What do these tools look like in practice? The following code gives an idea of what a processing pipeline looks like:
// our Markdown parser that spits out mdast
const remark = require("remark");
// an mdast to html serializer
const html = require("remark-html");
// the plugin we'll write
const subtitlePlugin = require("./remark-subtitles");
const text = `
# Hello
###- How are __you__?
Great!`;
remark()
.use(subtitlePlugin)
.use(html)
.process(text /* Markdown in */, function (err, file) {
if (err) throw err;
console.log(String(file)); /* HTML out */
});
});
The solution
Starting from this, we can now write our plugin. The following snippet shows the plugin code with comments annotating the interesting parts.
// These `unist-util-*` utilities are super useful when working with unist
// syntax trees
const is = require("unist-util-is");
const visit = require("unist-util-visit");
// We're going to need this to convert some mdast nodes to hast nodes later on
const mdastToHast = require("mdast-util-to-hast");
// Our plugin's constructor function. This would receive configuration options.
module.exports = function subtitlePlugin() {
// Plugins need to return a transform function that takes a unified compatable
// AST and manipulate or walk it.
return async function transform(tree) {
// Go through the Markdown document (in mdast form) and call my callback
// whenever you see paragraph nodes.
visit(tree, "paragraph", (paragraphNode) => {
const { children } = paragraphNode;
// Get the first child node under the paragraph and make sure it's a text
// node. If it's not, skip processing this paragraph node.
const textNode = children && children[0];
if (!is(textNode, "text")) {
return;
}
// Does this text node start with a sequence of hash ('#') signs followed
// by a dash ('-')?
const text =
typeof textNode.value === "string" ? textNode.value.trimLeft() : "";
const re = /^(#{1,6})-\s+/;
const matches = text.match(re);
if (typeof text === "string" && !matches) {
return;
}
// If it did let's count the number of '#'s as that will be our subtitle
// depth
const depth = matches[1].length;
// Once we have what we need, let's make a copy of this text node without
// the leading subtitle syntax.
// i.e. '##- hello world' becomes 'hello world'
const newValue = text.replace(re, "");
// We can now attach some metadata to an mdast node. If the node is being
// serialized to html by a hast-compatible library, it will know to use
// these overrides instead of the default behaviour of rendering a plain
// <p> tag.
paragraphNode.data = {
// we could use a different html tag but "p" is semantically correct for
// the subtitle
hName: "p",
// The <p> tag will have the following attributes added to it.

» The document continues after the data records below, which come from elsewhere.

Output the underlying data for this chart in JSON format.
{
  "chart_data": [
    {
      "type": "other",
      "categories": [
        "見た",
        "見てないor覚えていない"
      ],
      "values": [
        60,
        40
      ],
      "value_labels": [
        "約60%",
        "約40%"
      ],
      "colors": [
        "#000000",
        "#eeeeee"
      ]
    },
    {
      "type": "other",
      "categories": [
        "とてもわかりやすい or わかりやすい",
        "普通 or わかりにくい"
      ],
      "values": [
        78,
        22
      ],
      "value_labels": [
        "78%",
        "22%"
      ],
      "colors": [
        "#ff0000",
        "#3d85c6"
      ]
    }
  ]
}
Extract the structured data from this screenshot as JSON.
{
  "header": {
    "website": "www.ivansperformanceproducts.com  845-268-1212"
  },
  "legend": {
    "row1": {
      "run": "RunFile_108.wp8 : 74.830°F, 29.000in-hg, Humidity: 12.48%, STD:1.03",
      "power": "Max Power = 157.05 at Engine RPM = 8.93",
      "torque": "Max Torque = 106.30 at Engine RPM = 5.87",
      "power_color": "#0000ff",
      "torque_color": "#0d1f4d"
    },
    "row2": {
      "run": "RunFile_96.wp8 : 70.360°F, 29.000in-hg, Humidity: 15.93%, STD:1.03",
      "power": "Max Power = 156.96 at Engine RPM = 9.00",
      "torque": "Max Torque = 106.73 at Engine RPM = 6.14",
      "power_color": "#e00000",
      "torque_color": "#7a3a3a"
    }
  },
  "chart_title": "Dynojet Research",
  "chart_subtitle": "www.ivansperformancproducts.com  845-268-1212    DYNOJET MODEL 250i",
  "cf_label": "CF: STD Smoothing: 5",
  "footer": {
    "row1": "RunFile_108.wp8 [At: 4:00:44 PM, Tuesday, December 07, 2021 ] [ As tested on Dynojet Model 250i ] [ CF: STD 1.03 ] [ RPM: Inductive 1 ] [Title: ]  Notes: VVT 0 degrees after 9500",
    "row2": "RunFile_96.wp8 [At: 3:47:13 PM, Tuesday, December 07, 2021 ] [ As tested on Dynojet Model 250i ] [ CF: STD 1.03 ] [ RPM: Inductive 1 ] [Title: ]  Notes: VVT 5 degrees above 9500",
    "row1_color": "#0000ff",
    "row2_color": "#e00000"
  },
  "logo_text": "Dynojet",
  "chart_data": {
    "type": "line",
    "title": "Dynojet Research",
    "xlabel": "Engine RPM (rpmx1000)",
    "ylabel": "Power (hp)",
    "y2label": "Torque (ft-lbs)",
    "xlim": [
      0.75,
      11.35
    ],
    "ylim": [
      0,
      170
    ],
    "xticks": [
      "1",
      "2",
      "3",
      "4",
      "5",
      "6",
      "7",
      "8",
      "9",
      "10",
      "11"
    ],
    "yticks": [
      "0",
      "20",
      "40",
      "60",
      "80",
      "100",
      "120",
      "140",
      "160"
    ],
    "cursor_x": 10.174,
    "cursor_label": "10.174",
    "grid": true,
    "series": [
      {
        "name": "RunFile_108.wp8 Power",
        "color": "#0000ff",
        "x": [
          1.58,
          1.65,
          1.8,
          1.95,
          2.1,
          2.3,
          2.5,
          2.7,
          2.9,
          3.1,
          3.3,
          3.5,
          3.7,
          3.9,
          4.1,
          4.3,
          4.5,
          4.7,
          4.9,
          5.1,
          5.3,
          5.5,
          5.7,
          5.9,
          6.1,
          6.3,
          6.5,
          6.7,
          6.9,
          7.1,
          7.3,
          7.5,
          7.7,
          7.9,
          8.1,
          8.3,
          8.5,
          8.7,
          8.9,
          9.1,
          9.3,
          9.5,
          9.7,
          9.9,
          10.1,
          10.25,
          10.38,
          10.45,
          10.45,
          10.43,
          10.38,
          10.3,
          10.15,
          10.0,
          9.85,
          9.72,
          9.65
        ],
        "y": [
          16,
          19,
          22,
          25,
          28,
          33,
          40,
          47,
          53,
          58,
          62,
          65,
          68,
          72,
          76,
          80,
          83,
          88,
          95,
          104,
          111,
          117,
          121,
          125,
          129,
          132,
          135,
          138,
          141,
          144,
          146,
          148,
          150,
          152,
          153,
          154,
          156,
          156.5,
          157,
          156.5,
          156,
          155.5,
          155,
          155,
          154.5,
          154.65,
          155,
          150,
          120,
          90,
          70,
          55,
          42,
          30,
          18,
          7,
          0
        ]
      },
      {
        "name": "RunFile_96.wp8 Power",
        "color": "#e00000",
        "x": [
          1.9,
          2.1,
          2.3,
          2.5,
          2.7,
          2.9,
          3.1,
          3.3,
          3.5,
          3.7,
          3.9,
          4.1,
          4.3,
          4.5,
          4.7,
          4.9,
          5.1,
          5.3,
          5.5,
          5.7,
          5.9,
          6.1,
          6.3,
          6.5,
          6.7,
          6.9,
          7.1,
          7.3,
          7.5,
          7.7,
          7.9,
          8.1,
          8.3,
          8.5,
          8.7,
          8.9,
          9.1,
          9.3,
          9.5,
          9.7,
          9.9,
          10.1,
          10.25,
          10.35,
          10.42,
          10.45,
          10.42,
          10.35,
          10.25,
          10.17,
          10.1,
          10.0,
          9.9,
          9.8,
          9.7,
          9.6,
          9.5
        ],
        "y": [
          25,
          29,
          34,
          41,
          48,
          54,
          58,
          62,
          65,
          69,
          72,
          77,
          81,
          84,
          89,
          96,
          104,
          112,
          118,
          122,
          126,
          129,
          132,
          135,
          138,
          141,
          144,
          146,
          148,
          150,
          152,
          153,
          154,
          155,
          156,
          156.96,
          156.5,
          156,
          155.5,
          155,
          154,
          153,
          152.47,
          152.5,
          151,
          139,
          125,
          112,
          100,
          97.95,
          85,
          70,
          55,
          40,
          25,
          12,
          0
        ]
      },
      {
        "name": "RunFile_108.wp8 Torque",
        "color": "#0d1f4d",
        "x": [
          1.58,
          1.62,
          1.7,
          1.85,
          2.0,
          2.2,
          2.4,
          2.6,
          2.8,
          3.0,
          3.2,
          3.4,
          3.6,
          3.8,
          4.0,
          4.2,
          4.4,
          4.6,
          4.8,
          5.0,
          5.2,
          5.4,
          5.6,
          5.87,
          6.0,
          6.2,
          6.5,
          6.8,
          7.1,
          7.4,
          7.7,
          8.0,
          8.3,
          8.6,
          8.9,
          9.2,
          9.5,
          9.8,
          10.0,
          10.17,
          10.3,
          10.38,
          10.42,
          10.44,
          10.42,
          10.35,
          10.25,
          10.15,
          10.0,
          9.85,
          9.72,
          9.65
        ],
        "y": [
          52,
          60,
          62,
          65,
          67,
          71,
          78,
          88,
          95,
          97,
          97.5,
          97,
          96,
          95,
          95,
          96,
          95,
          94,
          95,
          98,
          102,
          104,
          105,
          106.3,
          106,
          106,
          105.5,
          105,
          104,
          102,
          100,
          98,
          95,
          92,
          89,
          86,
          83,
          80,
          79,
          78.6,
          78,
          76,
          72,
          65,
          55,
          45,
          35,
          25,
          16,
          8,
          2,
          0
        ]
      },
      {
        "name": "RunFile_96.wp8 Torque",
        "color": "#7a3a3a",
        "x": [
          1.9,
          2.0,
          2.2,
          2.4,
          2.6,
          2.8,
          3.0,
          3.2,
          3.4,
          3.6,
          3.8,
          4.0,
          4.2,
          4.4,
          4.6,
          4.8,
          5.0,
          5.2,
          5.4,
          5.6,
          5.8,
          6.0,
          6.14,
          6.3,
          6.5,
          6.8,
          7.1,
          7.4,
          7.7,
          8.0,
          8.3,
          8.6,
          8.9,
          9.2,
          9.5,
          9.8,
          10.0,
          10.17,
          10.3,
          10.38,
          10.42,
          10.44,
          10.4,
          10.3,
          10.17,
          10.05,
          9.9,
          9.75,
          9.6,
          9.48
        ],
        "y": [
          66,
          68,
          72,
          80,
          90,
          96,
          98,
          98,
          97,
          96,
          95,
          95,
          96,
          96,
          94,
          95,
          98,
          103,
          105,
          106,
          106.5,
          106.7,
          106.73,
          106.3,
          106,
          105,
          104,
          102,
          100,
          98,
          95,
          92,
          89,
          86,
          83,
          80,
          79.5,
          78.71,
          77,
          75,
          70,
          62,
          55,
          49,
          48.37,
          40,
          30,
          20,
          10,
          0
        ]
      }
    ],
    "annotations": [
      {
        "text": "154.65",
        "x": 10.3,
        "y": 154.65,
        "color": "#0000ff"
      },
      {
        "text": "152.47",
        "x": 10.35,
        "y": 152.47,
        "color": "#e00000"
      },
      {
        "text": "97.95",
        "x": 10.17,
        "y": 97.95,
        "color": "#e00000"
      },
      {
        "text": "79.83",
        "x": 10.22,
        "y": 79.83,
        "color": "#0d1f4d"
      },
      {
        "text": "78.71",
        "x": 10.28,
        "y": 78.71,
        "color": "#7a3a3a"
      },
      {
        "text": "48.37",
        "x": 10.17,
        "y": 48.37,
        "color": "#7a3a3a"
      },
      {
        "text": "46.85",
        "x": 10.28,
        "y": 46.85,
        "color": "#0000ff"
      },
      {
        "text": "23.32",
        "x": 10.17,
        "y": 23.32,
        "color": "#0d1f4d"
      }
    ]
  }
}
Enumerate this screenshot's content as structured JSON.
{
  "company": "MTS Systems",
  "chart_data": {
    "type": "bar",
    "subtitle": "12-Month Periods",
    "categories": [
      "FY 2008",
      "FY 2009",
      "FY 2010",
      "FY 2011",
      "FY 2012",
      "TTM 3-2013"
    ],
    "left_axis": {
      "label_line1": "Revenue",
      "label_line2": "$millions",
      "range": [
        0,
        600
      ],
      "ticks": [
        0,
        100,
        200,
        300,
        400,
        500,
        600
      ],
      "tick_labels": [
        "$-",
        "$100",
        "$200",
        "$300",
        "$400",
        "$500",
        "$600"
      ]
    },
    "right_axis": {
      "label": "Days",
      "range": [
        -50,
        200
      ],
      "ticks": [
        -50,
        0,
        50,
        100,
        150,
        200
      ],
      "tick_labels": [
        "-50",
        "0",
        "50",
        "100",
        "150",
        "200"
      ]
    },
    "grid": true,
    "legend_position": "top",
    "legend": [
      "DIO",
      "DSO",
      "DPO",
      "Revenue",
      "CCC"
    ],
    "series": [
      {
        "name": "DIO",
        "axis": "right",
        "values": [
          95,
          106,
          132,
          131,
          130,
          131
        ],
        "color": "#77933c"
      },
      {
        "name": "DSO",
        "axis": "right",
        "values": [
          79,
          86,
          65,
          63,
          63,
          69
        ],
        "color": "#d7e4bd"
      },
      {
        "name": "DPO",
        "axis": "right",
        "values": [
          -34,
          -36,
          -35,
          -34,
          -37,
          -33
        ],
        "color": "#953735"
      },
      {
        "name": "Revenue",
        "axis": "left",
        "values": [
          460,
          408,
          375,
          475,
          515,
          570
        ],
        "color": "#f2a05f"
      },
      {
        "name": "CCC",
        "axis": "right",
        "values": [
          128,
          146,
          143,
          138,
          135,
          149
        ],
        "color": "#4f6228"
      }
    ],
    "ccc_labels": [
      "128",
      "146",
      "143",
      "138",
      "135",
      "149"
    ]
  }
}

// Note that we need to use "className" for the html "class" attribute.
hProperties: {
className: `subtitle subtitle--${depth}`,
"data-remark-subtype": "subtitle",
"data-subtitle": depth,
},
// When we are passing custom children, it is our responsibility to make
// sure they are in hast format instead of mdast. We use the library,
// mdast-util-to-hast, to do this conversion.
hChildren: [
// We pass in a modified text node without the leading subtitle
// characters
{
...textNode,
value: newValue,
},
// Then we pass in the rest of the children under this paragraph node
...children.slice(1),
].map(mdastToHast), // Finally convert it all to hast
};
});
};
};
If you'd like to play with a runnable version of this code check out this runkit demo.
Wrap up: Why is this cool?
Beyond adding new syntax, being able to analyse Markdown unlocks a lot of automation and authoring enhancements. Here are some ideas of where you can go with this:
- Write your incident response documents in Markdown and use
- []
to create action items. Now, you can write a parser and pipeline that runs in CI to create tickets for these and update the document with links to them. - Use remark to lint Markdown documents for things like too many spaces (e.g. extra   space)
- Use remark to take links to an excalidraw diagram and embed a preview on hover feature
Check out these awesome remark plugins if you're looking for inspiration. I hope this helps you get started!